Saunders’s stories are always moral, but rarely moralistic; and the trick at the heart of this one is that the reader is encouraged to feel sympathy, not only for the SGs, but also for the kind of American whose self-esteem depends on his being able to unthinkingly exploit them. “You feel different about self, as if at last you are in step with peers and time in which living,” reports the narrator after stringing up his SGs during what he describes as an “incredible” period in his life. And then: “Why happy? Nice to win, be winner, be known as winner.” Of course, the narrator—perhaps today he would be a member of Trump’s “silent majority that’s no longer so silent”—is not a winner, a fact he is reminded of when, after his daughter sets the SGs free in the middle of the night, he wakes up to find himself on the hook for more money than his house is worth. “Household in freefall,” he reports, grimly: “We are in most difficult period ever for family.”

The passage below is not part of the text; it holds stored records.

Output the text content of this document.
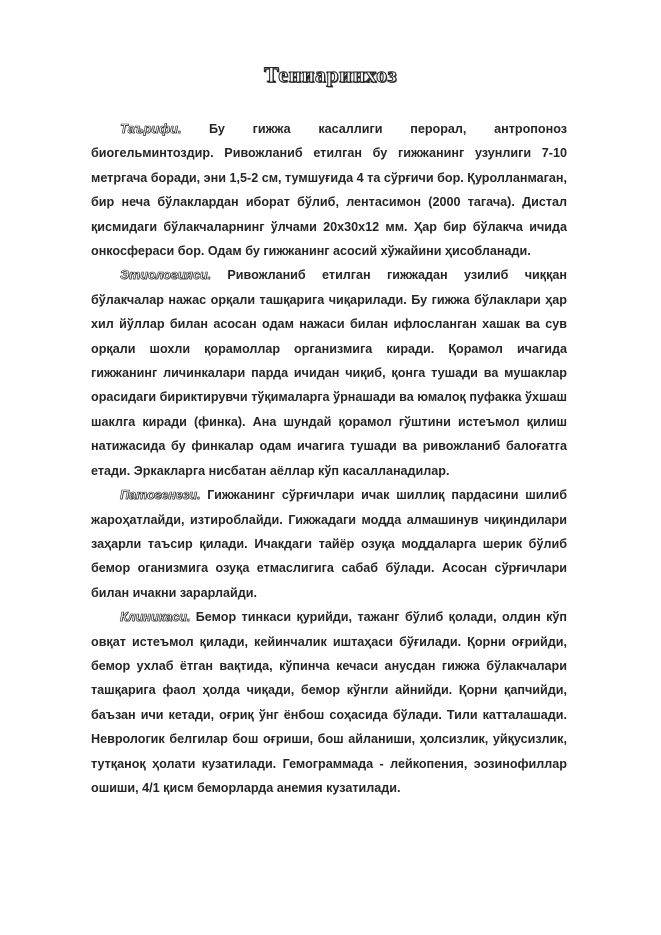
Тениаринхоз

Таърифи. Бу гижжа касаллиги перорал, антропоноз биогельминтоздир. Ривожланиб етилган бу гижжанинг узунлиги 7-10 метргача боради, эни 1,5-2 см, тумшуғида 4 та сўрғичи бор. Қуролланмаган, бир неча бўлаклардан иборат бўлиб, лентасимон (2000 тагача). Дистал қисмидаги бўлакчаларнинг ўлчами 20х30х12 мм. Ҳар бир бўлакча ичида онкосфераси бор. Одам бу гижжанинг асосий хўжайини ҳисобланади.

Этиологияси. Ривожланиб етилган гижжадан узилиб чиққан бўлакчалар нажас орқали ташқарига чиқарилади. Бу гижжа бўлаклари ҳар хил йўллар билан асосан одам нажаси билан ифлосланган хашак ва сув орқали шохли қорамоллар организмига киради. Қорамол ичагида гижжанинг личинкалари парда ичидан чиқиб, қонга тушади ва мушаклар орасидаги бириктирувчи тўқималарга ўрнашади ва юмалоқ пуфакка ўхшаш шаклга киради (финка). Ана шундай қорамол гўштини истеъмол қилиш натижасида бу финкалар одам ичагига тушади ва ривожланиб балоғатга етади. Эркакларга нисбатан аёллар кўп касалланадилар.

Патогенези. Гижжанинг сўрғичлари ичак шиллиқ пардасини шилиб жароҳатлайди, изтироблайди. Гижжадаги модда алмашинув чиқиндилари заҳарли таъсир қилади. Ичакдаги тайёр озуқа моддаларга шерик бўлиб бемор оганизмига озуқа етмаслигига сабаб бўлади. Асосан сўрғичлари билан ичакни зарарлайди.

Клиникаси. Бемор тинкаси қурийди, тажанг бўлиб қолади, олдин кўп овқат истеъмол қилади, кейинчалик иштаҳаси бўғилади. Қорни оғрийди, бемор ухлаб ётган вақтида, кўпинча кечаси анусдан гижжа бўлакчалари ташқарига фаол ҳолда чиқади, бемор кўнгли айнийди. Қорни қапчийди, баъзан ичи кетади, оғриқ ўнг ёнбош соҳасида бўлади. Тили катталашади. Неврологик белгилар бош оғриши, бош айланиши, ҳолсизлик, уйқусизлик, тутқаноқ ҳолати кузатилади. Гемограммада - лейкопения, эозинофиллар ошиши, 4/1 қисм беморларда анемия кузатилади.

As Ellison, Faulkner and Twain well knew, a line of pain, humiliation and the fear or fact of invisibility has historically connected the experience of downwardly mobile American whites and that of African-Americans and other racially marginalized groups. Among the advantages of reading Rankine’s and Saunders’s recent work in tandem is the reminder it offers of how that connection persists in the age of Black Lives Matter and “Make America Great Again.” It is relevant in this regard that “The Semplica Girl Diaries” ends, not on the above note of piteous self-regard, but with the narrator, having stumbled upon the notes for an art project his daughter is doing on their escaped SGs, being moved for the first time to engage in an attempt—always partial, and painful—at understanding: “Could have had nice long run w/ us,” he thinks of one of the women. “What in the world was she seeking?”
“The purpose of art,” Rankine writes in Citizen, quoting James Baldwin, “is to lay bare the questions hidden by the answers.” It is easy enough, today, to choose one answer over another—one version of America over another—and easier still to suggest that everyone work to “achieve consensus through reasoned debate.” There could be any number of reasons why Rankine and Saunders declined to sign on to the petition against Trump, but it is clear from their fiction and poetry, at least, that they perceive the political value of the imaginative writer to lie elsewhere: namely, in helping to close the gap between the emotional crosscurrents that swell beneath the surface of our political life, and the reductive dichotomies we use to anchor our op-eds and open letters.